Alors que le dernier motu proprio du pape François, Desiderio desideravi, a tenté de réanimer la liturgie nouvelle exsangue et posé les exigences pour une célébration digne, dans l’espoir de faire avaler Traditionis custodes, la réalité a rattrapé les novateurs par cette nouvelle lamentable et caractéristique.

Les faits bruts

Le P. Mattia Bernasconi, vicaire dans la paroisse de San-Luigi-Gonzaga à Milan, a célébré l’Eucharistie dans l’eau, immergé jusqu’à la taille, à demi-nu, et en utilisant un matelas gonflable comme autel. Le prêtre de 36 ans a expliqué qu’il avait participé à un camp d’été d’une semaine pour des lycéens du sud de l’Italie, organisé par Libera, une organisation anti-mafia.

« Nous voulions passer le dernier jour à la plage ; c’était dimanche et se posait la question de la messe, que nous célébrons toujours », a déclaré Bernasconi au journal italien Corriere della Sera. « Il était 10h30 du matin et le soleil était brûlant, alors nous avons décidé de nous diriger vers le seul endroit confortable : dans l’eau », a-t-il ajouté.

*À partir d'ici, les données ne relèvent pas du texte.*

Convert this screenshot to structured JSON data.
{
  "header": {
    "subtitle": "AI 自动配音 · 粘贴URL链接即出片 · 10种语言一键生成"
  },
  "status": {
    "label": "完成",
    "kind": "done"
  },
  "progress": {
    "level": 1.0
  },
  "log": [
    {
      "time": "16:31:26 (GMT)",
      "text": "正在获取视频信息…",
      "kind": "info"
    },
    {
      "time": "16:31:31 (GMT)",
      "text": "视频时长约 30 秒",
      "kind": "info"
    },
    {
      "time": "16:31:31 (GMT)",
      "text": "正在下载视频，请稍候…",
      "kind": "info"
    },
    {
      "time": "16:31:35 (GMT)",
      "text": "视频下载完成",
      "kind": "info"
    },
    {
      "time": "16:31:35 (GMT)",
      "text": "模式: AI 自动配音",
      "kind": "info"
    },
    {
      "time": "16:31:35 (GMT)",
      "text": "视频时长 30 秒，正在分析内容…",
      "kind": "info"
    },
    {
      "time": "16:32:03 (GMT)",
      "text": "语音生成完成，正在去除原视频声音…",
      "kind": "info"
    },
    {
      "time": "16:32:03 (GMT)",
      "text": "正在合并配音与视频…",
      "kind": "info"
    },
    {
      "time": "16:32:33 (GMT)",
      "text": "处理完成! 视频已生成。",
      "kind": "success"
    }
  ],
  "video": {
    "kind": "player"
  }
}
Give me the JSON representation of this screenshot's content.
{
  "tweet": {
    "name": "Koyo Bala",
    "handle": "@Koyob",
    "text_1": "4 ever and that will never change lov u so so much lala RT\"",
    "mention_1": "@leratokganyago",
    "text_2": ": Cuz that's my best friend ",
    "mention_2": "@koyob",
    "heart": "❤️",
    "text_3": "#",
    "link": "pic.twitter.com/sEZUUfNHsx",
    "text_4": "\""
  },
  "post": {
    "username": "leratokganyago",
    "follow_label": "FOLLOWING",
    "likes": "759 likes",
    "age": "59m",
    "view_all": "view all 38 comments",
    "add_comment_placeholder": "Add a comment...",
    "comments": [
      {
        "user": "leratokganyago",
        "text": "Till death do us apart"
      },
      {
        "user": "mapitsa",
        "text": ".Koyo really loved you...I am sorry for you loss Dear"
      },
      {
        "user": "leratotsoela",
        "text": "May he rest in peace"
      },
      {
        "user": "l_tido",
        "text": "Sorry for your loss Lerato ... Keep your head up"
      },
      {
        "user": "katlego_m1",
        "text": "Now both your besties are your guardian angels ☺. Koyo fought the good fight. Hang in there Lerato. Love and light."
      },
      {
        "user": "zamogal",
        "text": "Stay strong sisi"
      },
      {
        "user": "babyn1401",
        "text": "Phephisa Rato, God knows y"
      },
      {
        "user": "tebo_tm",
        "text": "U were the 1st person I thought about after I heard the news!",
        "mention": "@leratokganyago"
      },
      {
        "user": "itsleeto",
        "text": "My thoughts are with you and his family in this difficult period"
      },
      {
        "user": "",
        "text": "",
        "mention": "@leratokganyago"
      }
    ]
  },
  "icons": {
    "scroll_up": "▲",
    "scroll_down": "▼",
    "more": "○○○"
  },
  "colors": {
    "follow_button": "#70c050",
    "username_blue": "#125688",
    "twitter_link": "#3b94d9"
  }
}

La messe qui s’est déroulée au large de Crotone, en Calabre, au sud de l’Italie, a attiré l’attention des baigneurs. Certains se sont joints à la messe, tandis que d’autres ont posté des photos en ligne.

Les suites

Le prêtre s’est, pour sa part, excusé. « Il n’était pas du tout dans mon intention de banaliser l’Eucharistie ou de l’utiliser pour d’autres messages de quelque nature que ce soit », écrit-il dans une lettre publiée sur le site internet de sa paroisse, où il est vicaire pour la pastorale des jeunes.

« J’espère que vous comprendrez mes bonnes intentions, ternies par un excès de naïveté, et que vous accepterez ma sincère demande de pardon », conclut-il dans cette lettre d’excuses envoyée à l’archevêque métropolitain, Mgr Mario Delpini, et à tous les fidèles.

Il a toutefois ajouté que les parents des élèves qui ont participé au camp d’été n’étaient pas contrariés par cette messe. « Une dame m’a remercié, disant qu’elle avait l’impression que l’Eglise lui avait tendu la main même à la plage. Tout endroit est bon pour répandre la parole du Seigneur ».

Le prêtre a enfin déclaré que son geste a été « mal compris » et qu’il a été choqué par les nombreux « messages de ressentiment » qu’il a reçus. Contrit, mais pas repentant… Et surtout, il n’a pas compris où se trouvait la faute : abaisser le sacrifice de la Messe d’une telle façon est tout simplement monstrueux. Mais il faut avoir la foi pour le comprendre.

Quant à l’archidiocèse de Crotone-Santa Severina – dans lequel cette messe aquatique a été commise – il a publié une déclaration le 25 juillet, dans laquelle il est dit qu’il est « nécessaire de maintenir le minimum de décorum et de soin pour les symboles requis par la nature même des célébrations liturgiques ». Certes, mais la suite vient apporter des nuances.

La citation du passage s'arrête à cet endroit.